Brandon squeezed his shoulder. “I’m sorry. At the time I was so caught up in my guilt, I didn’t consider how anyone else was coping. I figured you were all better off without me.”

He would have been so lonely. “I’m sorry I never asked. I figured you didn’t care.”

His brother’s smile was sad. “I missed the family and this land every single day.

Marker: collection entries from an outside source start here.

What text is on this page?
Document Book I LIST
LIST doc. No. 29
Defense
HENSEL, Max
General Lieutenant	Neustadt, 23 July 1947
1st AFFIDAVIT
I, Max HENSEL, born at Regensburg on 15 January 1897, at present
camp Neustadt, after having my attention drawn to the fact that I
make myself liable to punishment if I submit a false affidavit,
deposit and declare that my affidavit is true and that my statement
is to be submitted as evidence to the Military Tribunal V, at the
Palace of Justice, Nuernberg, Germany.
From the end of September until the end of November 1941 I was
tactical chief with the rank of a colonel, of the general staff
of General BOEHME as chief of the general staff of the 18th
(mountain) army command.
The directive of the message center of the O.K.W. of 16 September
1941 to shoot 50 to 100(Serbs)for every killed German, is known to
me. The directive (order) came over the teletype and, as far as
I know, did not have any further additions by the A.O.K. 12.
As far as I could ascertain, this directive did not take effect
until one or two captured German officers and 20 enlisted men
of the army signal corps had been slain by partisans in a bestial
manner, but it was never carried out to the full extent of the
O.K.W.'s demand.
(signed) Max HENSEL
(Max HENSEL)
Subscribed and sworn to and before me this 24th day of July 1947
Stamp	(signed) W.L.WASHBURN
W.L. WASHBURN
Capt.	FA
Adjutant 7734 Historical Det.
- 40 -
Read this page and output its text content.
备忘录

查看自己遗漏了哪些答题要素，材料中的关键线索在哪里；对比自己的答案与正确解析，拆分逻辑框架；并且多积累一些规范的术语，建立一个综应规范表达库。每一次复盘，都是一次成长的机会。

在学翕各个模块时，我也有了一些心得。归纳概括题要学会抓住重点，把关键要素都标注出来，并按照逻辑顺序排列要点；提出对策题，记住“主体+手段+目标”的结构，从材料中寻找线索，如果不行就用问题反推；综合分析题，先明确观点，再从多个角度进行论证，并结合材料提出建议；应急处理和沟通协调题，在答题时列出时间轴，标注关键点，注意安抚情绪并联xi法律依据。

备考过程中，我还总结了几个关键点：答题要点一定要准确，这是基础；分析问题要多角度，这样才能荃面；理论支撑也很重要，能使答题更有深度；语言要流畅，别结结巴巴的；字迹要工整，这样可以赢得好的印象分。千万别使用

I didn’t think I’d ever be able to come back.”

Shit. “We missed you too.” He hugged his brother, wishing he could take back the years of hurt. “Sorry for yelling at you.”

“I deserved it,” Brandon said, hugging him back.

They separated, and Ed smiled at him. “For what it’s worth, I’m glad you’re home.”

“Me too.”

Ed cleared his throat and behind Brandon, he caught sight of Sam and the others still on the verandah. How much had they heard? Heat filled his cheeks. “I’d better check on Tess. Enjoy your beer.”

He hurried inside.

Chapter 20

Tess stared at the ceiling of the bedroom the next morning, comforted by Ed’s heavy breathing in the bed next to hers. After Ed had told her about his altercation with Brandon, they’d stayed up late reading Charlotte’s journals. But Ed’s pain at something which had happened years ago made her realise she had to face her own family issues before they got out of control. She needed to call her parents. First, she switched on her laptop to check her emails, in order to gauge how frantic her parents were.

Two hundred messages when normally she was lucky to get ten a week.

She tensed at those from Tan with the subject Call me and ignored them in case they came with some kind of tracking malware. Instead, she clicked on the first one from her mother.

It was full of concern. Tan had said she’d run away, where was she? Had she run off with a boy?